Scottish state investment bank set to launch by December

The chair of Scotland’s new national investment bank expects it to launch before December and to start quickly providing long-term capital to projects and companies that serve Scottish government-set goals of cutting carbon emissions, reducing inequality and addressing demographic change.

Willie Watt, 61, told the Financial Times that the Scottish National Investment Bank would make a “proper positive return”, filling gaps in the financing of infrastructure projects and small and medium-sized companies with growth potential.

It has taken almost three years to realise the plans set out by the Scottish government, which will provide the SNIB with £2bn in capital over 10 years in a push to help transform an economy that has struggled to match UK-wide growth rates in recent years.

Supporters of such institutions say that the relatively short investment horizons in the private sector often mean innovative companies and projects struggle to raise funds.

“We [will be] doing commercial investment that is additional to what the private sector is doing,” said Mr Watt, the former chief executive and chairman of Edinburgh asset manager Martin Currie.

“Some people say if the private sector doesn’t do it, then the space doesn’t exist . . . but I’ve been investing for 35 years and I know that that’s not the case.”

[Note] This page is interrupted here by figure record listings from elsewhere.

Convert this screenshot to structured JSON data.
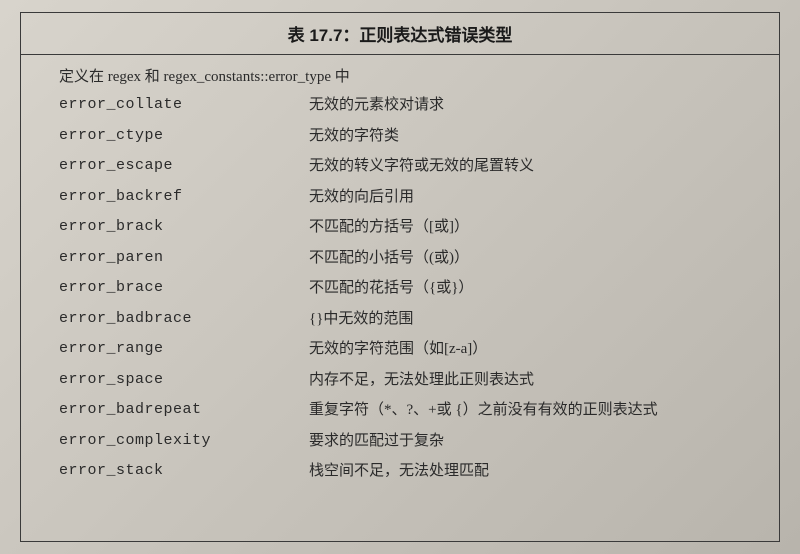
{
  "table": {
    "title": "表 17.7：正则表达式错误类型",
    "header": "定义在 regex 和 regex_constants::error_type 中",
    "rows": [
      {
        "code": "error_collate",
        "desc": "无效的元素校对请求"
      },
      {
        "code": "error_ctype",
        "desc": "无效的字符类"
      },
      {
        "code": "error_escape",
        "desc": "无效的转义字符或无效的尾置转义"
      },
      {
        "code": "error_backref",
        "desc": "无效的向后引用"
      },
      {
        "code": "error_brack",
        "desc": "不匹配的方括号（[或]）"
      },
      {
        "code": "error_paren",
        "desc": "不匹配的小括号（(或)）"
      },
      {
        "code": "error_brace",
        "desc": "不匹配的花括号（{或}）"
      },
      {
        "code": "error_badbrace",
        "desc": "{}中无效的范围"
      },
      {
        "code": "error_range",
        "desc": "无效的字符范围（如[z-a]）"
      },
      {
        "code": "error_space",
        "desc": "内存不足，无法处理此正则表达式"
      },
      {
        "code": "error_badrepeat",
        "desc": "重复字符（*、?、+或 {）之前没有有效的正则表达式"
      },
      {
        "code": "error_complexity",
        "desc": "要求的匹配过于复杂"
      },
      {
        "code": "error_stack",
        "desc": "栈空间不足，无法处理匹配"
      }
    ]
  }
}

SNIB is a test case in the UK for what advocates call “mission-led” long-term investment of public funds to promote state goals while also generating a profit. The UK government is working on plans for a state-owned infrastructure bank as the country is unlikely to remain a member of the European Investment Bank after the end of the Brexit transition period.

The coronavirus crisis has complicated the process of setting up SNIB, with Mr Watt having to use video conferencing to recruit its board. He said the last big obstacle to launch was the legal requirement to get approval from the European Commission under EU state aid rules.

“I would anticipate that we will launch in the final quarter of this year,” Mr Watt said. “I’d be disappointed if it was December.”

The Scottish government in August proposed three “missions” for SNIB: promoting the transition to net zero carbon emissions economy, investing in regeneration schemes around the country to reduce inequality and funding innovation aimed at improving health and productivity.

Mariana Mazzucato, a professor at University College London who helped draw up plans for the lender, said the UK was unusual among large, advanced economies for not having a public investment bank.

“Other parts of the UK could learn a lot from the way the Scottish National Investment Bank has been designed and structured,” Prof Mazzucato said. “By adopting a mission-oriented approach to its investments, the bank will be able to play a catalytic role promoting transformational change across the economy.”

But some economists remain sceptical about state banks’ ability to pick economic winners. Ross Brown, professor in entrepreneurship and small business finance at St Andrews university, said he was concerned too much SNIB investment would flow to high-risk start-up technology companies able to meet the bank’s “missions”.

“What we need is not a mission-focused bank, we need a productivity-focused bank which tries to help diffusion of innovation across the SME base,” Prof Brown said. “We have [in Scotland] a lot of family-owned, prosaic food and drink companies with great growth potential, but quite often they need assistance with innovation and finance.”

Mr Watt said the SNIB’s investment horizon for infrastructure projects was up to 35 years, while long-term for equity investments would be about 10 years.

“It’s matching the term of the investment to its overall potential and trying not to be shaken out from an investment by the need to create paper returns, or cash returns,” he said, adding that venture capital investors would tend to consider a five-year equity investment as long-term.

The desire for short-term returns in the private sector often led to Scottish start-ups being sold to larger rivals rather than fulfilling their own potential, Mr Watt said. “The challenge for us is to be able to say to the companies we invest in: ‘Don’t take that exit. Build and scale up further, so that you become . . . a bigger, more powerful version of yourself.’”

He said SNIB was already looking at projects involving electric vehicle charging and off-grid clean energy, and might also invest in schemes to help smaller businesses decarbonise their power requirements.

“Large companies can finance these projects themselves,” Mr Watt said. “But for middle-sized and smaller companies, where having a low-carbon source of power might be really important to the brand, we can provide finance that is not currently being provided by the private sector.”

The pandemic had increased the importance of the bank’s role, with private investors likely to be more cautious during the economic downturn and early stages of recovery, Mr Watt said.

“It’s likely that the risk appetite will be constrained, and that’s a situation where our risk appetite should not be constrained,” he said.

Prof Brown has expressed concern that the bank would become a source of “dumb money” unable to match the expertise of “smart money” of private sector venture capitalists who often play a key role in helping start-ups develop.

Mr Watt said SNIB aimed to attract staff with the “absolute highest levels of professional skill” even though it could not match the pay they could get at private equity or venture capital firms.

“Everybody that we’ve hired has taken a significant discount to their previous private sector remuneration package,” he said. “The proposition is essentially based on people who want to do this because they believe in the missions.”